Extract Words from PDF Document

To extract words from PDF document (from all the pages), we shall override writeText method of PDFTextStripper.

The class org.apache.pdfbox.contentstream.PDFTextStripper strips out all of the text.

To extract extract words from PDF document, we shall extend this PDFTextStripper class, intercept and implement writeString(String str, List<TextPosition> textPositions) method.

The first argument to writeString method is a line. This line could be split to words using word separator.

Steps to Extract Words from PDF Document

Following is a step by step process to extract words from pdf :

1. Extend PDFTextStripper

Create a Java Class and extend it with PDFTextStripper.

public class GetWordsFromPDF extends PDFTextStripper {
  . . .
}

2. Call writeText method

Set page boundaries (from first page to last page) to strip text and call the method writeText().

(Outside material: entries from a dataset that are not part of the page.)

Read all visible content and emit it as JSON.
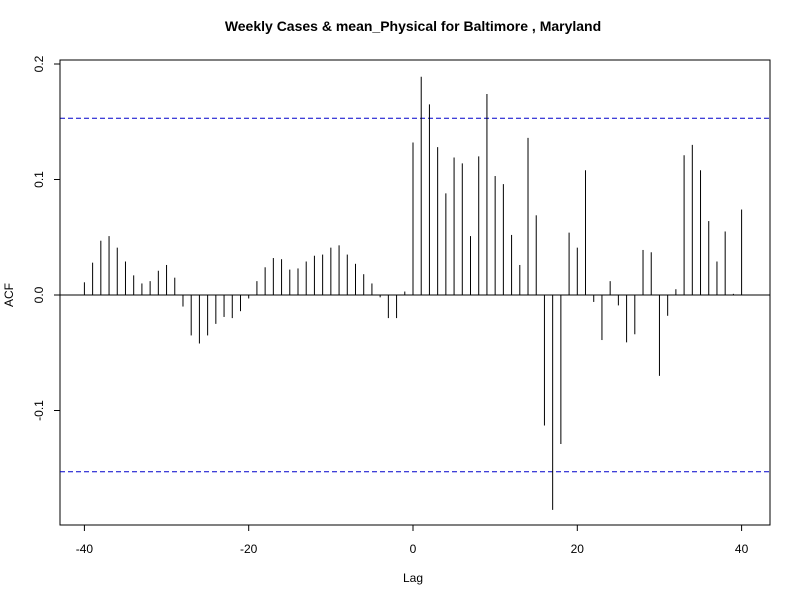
{
  "chart_data": {
    "type": "bar",
    "title": "Weekly Cases & mean_Physical for Baltimore , Maryland",
    "xlabel": "Lag",
    "ylabel": "ACF",
    "xlim": [
      -42,
      42
    ],
    "ylim": [
      -0.19,
      0.2
    ],
    "xticks": [
      -40,
      -20,
      0,
      20,
      40
    ],
    "yticks": [
      -0.1,
      0.0,
      0.1,
      0.2
    ],
    "xtick_labels": [
      "-40",
      "-20",
      "0",
      "20",
      "40"
    ],
    "ytick_labels": [
      "-0.1",
      "0.0",
      "0.1",
      "0.2"
    ],
    "confidence_band": 0.153,
    "confidence_color": "#0000cc",
    "bar_color": "#000000",
    "x": [
      -40,
      -39,
      -38,
      -37,
      -36,
      -35,
      -34,
      -33,
      -32,
      -31,
      -30,
      -29,
      -28,
      -27,
      -26,
      -25,
      -24,
      -23,
      -22,
      -21,
      -20,
      -19,
      -18,
      -17,
      -16,
      -15,
      -14,
      -13,
      -12,
      -11,
      -10,
      -9,
      -8,
      -7,
      -6,
      -5,
      -4,
      -3,
      -2,
      -1,
      0,
      1,
      2,
      3,
      4,
      5,
      6,
      7,
      8,
      9,
      10,
      11,
      12,
      13,
      14,
      15,
      16,
      17,
      18,
      19,
      20,
      21,
      22,
      23,
      24,
      25,
      26,
      27,
      28,
      29,
      30,
      31,
      32,
      33,
      34,
      35,
      36,
      37,
      38,
      39,
      40
    ],
    "values": [
      0.011,
      0.028,
      0.047,
      0.051,
      0.041,
      0.029,
      0.017,
      0.01,
      0.012,
      0.021,
      0.026,
      0.015,
      -0.01,
      -0.035,
      -0.042,
      -0.035,
      -0.025,
      -0.019,
      -0.02,
      -0.014,
      -0.003,
      0.012,
      0.024,
      0.032,
      0.031,
      0.022,
      0.023,
      0.029,
      0.034,
      0.035,
      0.041,
      0.043,
      0.035,
      0.027,
      0.018,
      0.01,
      -0.002,
      -0.02,
      -0.02,
      0.003,
      0.132,
      0.189,
      0.165,
      0.128,
      0.088,
      0.119,
      0.114,
      0.051,
      0.12,
      0.174,
      0.103,
      0.096,
      0.052,
      0.026,
      0.136,
      0.069,
      -0.113,
      -0.186,
      -0.129,
      0.054,
      0.041,
      0.108,
      -0.006,
      -0.039,
      0.012,
      -0.009,
      -0.041,
      -0.034,
      0.039,
      0.037,
      -0.07,
      -0.018,
      0.005,
      0.121,
      0.13,
      0.108,
      0.064,
      0.029,
      0.055,
      0.001,
      0.074
    ]
  }
}
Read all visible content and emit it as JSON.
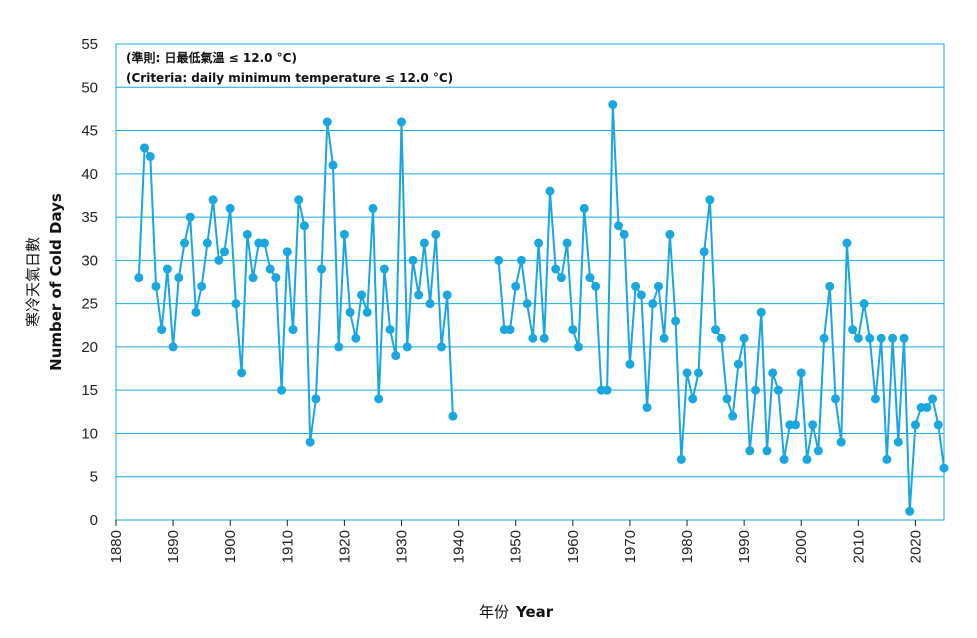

PDFTextStripper stripper = new GetCharLocationAndSize();
stripper.setSortByPosition( true );
stripper.setStartPage( 0 );
stripper.setEndPage( document.getNumberOfPages() );

Writer dummy = new OutputStreamWriter(new ByteArrayOutputStream());
stripper.writeText(document, dummy);

3. Override writeString

writeString method receives a line of text as the first argument. writeString method is called for each line of text in the PDF document.

@Override
protected void writeString(String string, List<TextPosition> textPositions) throws IOException {
    . . .
}

4. Get Words

Split the string received by writeString method by word separator.

ADVERTISEMENT

Example 1 – Extract Words from PDF

In this example, we will take a PDF document, and extract all words from this PDF.

GetWordsFromPDF.java

import org.apache.pdfbox.pdmodel.PDDocument;
import org.apache.pdfbox.text.PDFTextStripper;
import org.apache.pdfbox.text.TextPosition;
 
import java.io.ByteArrayOutputStream;
import java.io.File;
import java.io.IOException;
import java.io.OutputStreamWriter;
import java.io.Writer;
import java.util.ArrayList;
import java.util.List;
 
/**
* This is an example on how to extract words from PDF document
*/
public class GetWordsFromPDF extends PDFTextStripper {
    
    static List<String> words = new ArrayList<String>();
 
    public GetWordsFromPDF() throws IOException {
    }
 
    /**
     * @throws IOException If there is an error parsing the document.
     */
    public static void main( String[] args ) throws IOException {
        PDDocument document = null;
        String fileName = "apache.pdf"; // replace with your PDF file name
        try {
            document = PDDocument.load( new File(fileName) );
            PDFTextStripper stripper = new GetWordsFromPDF();
            stripper.setSortByPosition( true );
            stripper.setStartPage( 0 );
            stripper.setEndPage( document.getNumberOfPages() );
 
            Writer dummy = new OutputStreamWriter(new ByteArrayOutputStream());
            stripper.writeText(document, dummy);
            
            // print words
            for(String word:words){
                System.out.println(word); 
            }
        }
        finally {
            if( document != null ) {
                document.close();
            }
        }
    }
 
    /**
     * Override the default functionality of PDFTextStripper.writeString()
     */
    @Override
    protected void writeString(String str, List<TextPosition> textPositions) throws IOException {
        String[] wordsInStream = str.split(getWordSeparator());
        if(wordsInStream!=null){
            for(String word :wordsInStream){
                words.add(word);
            }
        }
    }
}

Output

2017-8-6
Welcome
to
The
Apache
Software
Foundation!
Custom
Search
The
Apache
Way
(/foundation/governance/)

(http://apache.org/foundation/contributing.html)

Download the PDF document here apache.pdf if you would like use the same PDF file. Else you may assign the fileName in the Java program with your PDF file path.

Conclusion

In this Apache PDFBox Tutorial, we have learnt to extract words from PDF. You may also refer extract coordinates or position of characters in PDF.